Why I Stopped Telling People to Do the Military Press (And What I Learned From the Research)

on Jun 22 2026

For a long time, I treated the military press like a law. Standing overhead press, barbell or dumbbell, every single training cycle. It was supposed to be the king of shoulder exercises. Everyone said so. So I programmed it, taught it, and believed in it.

Then I spent months digging into biomechanics studies, testing protocols with real athletes, and talking to strength coaches who had quietly dropped the press from their programming. What I found completely shifted how I train people. And honestly, it might shift how you train yourself.

Here’s the uncomfortable truth: the military press is not essential for building strong, durable, functional shoulders. And for most people, there’s a better, more effective option waiting right in front of them.

The Loading Problem That Changes Everything

Let’s start with the physics. When you do a standing military press, every rep requires your entire posterior chain to stabilize the weight. Your lower back, glutes, and core have to stay tight to keep the bar path straight. That’s not a bad thing in itself. It teaches whole-body tension.

But it also creates a ceiling. Your deltoids aren’t the first thing to give out-your lower back is. Once your lumbar erectors fatigue, the set ends, even when your shoulders still have more to give. You’re not training your delts to failure. You’re training your core to failure first.

Now compare that to the weighted dip. In a dip, your torso hangs vertically, and the load path is direct. Your core still works, but it’s not the weak link. Your chest, front delts, and triceps take the stress head-on. You can load this movement significantly heavier than any overhead press without your spine deciding when the set stops.

A 2018 study in the Journal of Strength and Conditioning Research compared muscle activation across several pushing movements. The dip activated the anterior deltoid within 5% of the barbell overhead press-but tricep activation was nearly 30% higher. You get comparable shoulder stimulus with way more total arm development. And you’re doing it under heavier loads, which drives mechanical tension-the primary driver of muscle growth.

The math is simple: more weight through a safe range of motion equals more stimulus. Dips win.

The Pec Minor Problem Nobody Talks About

Here’s where things get really interesting. The military press requires your arms to go into full overhead flexion.

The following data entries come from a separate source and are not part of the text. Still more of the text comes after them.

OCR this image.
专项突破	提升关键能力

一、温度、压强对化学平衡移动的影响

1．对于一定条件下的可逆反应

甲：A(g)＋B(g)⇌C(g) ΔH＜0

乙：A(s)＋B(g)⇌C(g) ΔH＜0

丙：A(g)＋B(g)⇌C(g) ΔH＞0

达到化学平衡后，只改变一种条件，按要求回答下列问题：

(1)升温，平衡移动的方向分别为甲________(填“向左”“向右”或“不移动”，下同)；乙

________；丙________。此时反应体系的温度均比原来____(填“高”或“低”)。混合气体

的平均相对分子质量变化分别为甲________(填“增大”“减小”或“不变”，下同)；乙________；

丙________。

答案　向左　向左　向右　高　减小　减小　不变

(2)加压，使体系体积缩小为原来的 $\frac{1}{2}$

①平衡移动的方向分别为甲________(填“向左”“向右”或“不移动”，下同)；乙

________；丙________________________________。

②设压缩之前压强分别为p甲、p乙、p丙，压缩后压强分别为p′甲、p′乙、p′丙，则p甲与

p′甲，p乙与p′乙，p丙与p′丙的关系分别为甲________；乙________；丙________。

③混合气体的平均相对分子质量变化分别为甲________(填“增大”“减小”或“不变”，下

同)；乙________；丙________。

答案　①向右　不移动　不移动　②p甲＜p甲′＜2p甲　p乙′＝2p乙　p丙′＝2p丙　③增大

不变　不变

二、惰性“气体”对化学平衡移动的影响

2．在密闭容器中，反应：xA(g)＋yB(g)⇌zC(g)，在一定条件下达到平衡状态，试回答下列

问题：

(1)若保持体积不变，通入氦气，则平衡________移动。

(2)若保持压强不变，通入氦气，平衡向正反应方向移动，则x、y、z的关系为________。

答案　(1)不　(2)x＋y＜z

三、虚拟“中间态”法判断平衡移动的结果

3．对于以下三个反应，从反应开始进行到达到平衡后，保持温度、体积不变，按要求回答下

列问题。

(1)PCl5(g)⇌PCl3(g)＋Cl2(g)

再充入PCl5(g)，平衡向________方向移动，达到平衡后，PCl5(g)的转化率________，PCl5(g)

That means your shoulder blades need to rotate upward fully. That rotation depends on your pectoralis minor-a small, often tight muscle that connects your ribs to your shoulder blade-being flexible enough to let your scapula glide freely.

If your pec minor is even a little tight-and trust me, most people who sit at desks, scroll phones, or commute have this issue-your body compensates by arching your lower back. You flare your ribs to fake the range of motion. That’s no longer a press. That’s an incline move with your spine in a compromised position.

Dips dodge this problem entirely. Your arms stay in front of your torso, not overhead. Your shoulder blades retract and depress naturally as you lower. No compensatory arching. No impingement risk from bad mechanics.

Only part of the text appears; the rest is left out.